My python setup: Python 3.9.2, Plotly 5.22.0, kaleido 0.1.0.post1

Hi @shivamk ,

I have updated the code by using your data.

At first, as you said, the bar plot will disappeared.

Then I try to play around with the marker_line_width and width attrtibutes.

So after trying several times here the result:

  1. If you set less value of marker_line_width does not make any significant effect in static image export.
  2. But by setting bigger width attribute, in this case I set width=50, furtunately the bar visible more visible when you export to static image.

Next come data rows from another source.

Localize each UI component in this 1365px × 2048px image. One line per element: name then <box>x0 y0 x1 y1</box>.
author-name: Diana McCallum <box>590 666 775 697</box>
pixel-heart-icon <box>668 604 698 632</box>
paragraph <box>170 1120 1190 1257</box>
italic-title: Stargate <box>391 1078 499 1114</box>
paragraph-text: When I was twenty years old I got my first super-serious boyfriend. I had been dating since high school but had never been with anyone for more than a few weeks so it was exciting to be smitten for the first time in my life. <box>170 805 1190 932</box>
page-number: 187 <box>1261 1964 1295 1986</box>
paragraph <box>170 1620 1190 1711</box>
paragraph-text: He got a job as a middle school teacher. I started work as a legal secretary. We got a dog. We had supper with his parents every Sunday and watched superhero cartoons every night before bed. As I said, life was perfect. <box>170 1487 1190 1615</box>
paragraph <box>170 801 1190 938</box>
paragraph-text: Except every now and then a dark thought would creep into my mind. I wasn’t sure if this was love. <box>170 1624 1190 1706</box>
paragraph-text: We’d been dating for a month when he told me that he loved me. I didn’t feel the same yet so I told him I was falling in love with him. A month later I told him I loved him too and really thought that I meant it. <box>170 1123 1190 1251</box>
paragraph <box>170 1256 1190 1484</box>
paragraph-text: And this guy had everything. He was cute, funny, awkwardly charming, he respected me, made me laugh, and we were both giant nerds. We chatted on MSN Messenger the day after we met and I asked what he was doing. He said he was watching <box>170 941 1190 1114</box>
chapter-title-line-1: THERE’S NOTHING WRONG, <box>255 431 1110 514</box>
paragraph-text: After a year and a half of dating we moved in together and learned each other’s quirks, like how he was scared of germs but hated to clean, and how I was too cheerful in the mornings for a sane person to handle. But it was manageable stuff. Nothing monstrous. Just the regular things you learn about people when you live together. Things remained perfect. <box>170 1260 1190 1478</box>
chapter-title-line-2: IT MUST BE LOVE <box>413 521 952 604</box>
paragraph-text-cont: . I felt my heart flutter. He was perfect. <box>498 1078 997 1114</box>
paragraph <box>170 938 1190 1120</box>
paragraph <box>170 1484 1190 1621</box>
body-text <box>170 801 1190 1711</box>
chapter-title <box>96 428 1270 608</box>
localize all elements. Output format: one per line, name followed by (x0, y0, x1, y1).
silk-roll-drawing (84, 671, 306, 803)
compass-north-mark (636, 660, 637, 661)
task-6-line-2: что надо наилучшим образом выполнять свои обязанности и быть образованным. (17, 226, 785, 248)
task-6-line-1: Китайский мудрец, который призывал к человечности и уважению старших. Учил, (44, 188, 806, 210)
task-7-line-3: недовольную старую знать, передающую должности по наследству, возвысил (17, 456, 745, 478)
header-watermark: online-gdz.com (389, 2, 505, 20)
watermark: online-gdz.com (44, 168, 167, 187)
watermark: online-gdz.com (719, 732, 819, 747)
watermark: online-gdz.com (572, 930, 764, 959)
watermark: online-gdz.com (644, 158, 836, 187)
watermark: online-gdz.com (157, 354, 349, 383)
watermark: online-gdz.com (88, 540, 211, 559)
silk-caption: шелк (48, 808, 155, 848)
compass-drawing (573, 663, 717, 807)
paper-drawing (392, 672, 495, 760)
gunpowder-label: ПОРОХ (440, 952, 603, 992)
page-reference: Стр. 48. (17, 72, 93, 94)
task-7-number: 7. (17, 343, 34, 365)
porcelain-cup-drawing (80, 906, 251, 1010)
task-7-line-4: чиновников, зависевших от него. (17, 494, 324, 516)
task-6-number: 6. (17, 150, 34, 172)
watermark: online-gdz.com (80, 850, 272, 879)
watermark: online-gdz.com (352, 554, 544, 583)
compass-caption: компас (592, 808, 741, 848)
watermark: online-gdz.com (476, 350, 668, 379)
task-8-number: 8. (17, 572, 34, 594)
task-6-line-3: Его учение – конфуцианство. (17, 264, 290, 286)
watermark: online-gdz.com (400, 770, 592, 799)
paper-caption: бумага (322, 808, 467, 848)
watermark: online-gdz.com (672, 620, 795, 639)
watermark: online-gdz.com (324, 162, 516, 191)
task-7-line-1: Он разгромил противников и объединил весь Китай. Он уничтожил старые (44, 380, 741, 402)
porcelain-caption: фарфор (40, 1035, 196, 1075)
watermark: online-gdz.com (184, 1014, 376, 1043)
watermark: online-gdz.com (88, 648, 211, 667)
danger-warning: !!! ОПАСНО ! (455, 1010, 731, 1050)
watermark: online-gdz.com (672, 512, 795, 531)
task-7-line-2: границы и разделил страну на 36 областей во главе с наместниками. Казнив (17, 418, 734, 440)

here the part of codes that should be updated:

data.append(
    go.Bar(x=x, y=x, marker_color="rgba(255,0,0,1.)",
        visible=True, # Set bar visibility
        width=50., # set bigger values make bar more visible
        name='exh_1_t', legendgroup="exh_1_t(c)",
        marker_line_width=0.009,
        showlegend=True))

Hi @farispriadi,
I also think width is the only way to make bars visible in static image.
But when data is following series like x = [ 0, 1, 2, 3, 4, 5 ] the bar get touches each other.
I want a dynamic code so that it can adjust bar width on its own.

Hi @shivamk ,

I think it is possible to do.
You need to define each of every x data’s width (by setting the width attribute a list of bar width)

You can create function that can identify the interval between current value and both previous and next values.

Calculate and compare with delta previous and next values .
Get the less value and multiply with minimum width min_width.

After that, call the function in list comprehension to get list of bar width and assigned to width attribute.


...

def get_width(val_index,val_list,min_width=0.9):
    # create function that can identify 
    # the interval between current value and both previous and next values.
    # then calculate and compare with delta previous and next values and 
    # get the less value and multiply with minimum width `min_width`
    if val_index >=1 and val_index < len(val_list)-1:
        delta_prev = abs((val_list[val_index-1] - val_list[val_index]))
        delta_next = abs((val_list[val_index+1] - val_list[val_index]))
        if delta_next > delta_prev:
            return delta_prev*min_width
        else:
            return delta_next*min_width
    elif val_index ==  len(val_list)-1: # if the last index
        return abs((val_list[val_index-1] - val_list[val_index])*min_width)
    else: # if val_index == 0:
        return abs((val_list[val_index] - val_list[val_index +1])*min_width)


data = []
data.append(
    go.Bar(x=x, y=x, marker_color="rgba(255,0,0,1.)",
        visible=True, # Set bar visibility
        width= [ get_width(idx,x) for idx, i in enumerate(x)], # call the function in list comprehension to get lis of bar width
        name='exh_1_t', legendgroup="exh_1_t(c)",
        marker_line_width=0.009,
        showlegend=True))


...

Hope this help you to get the closest solution!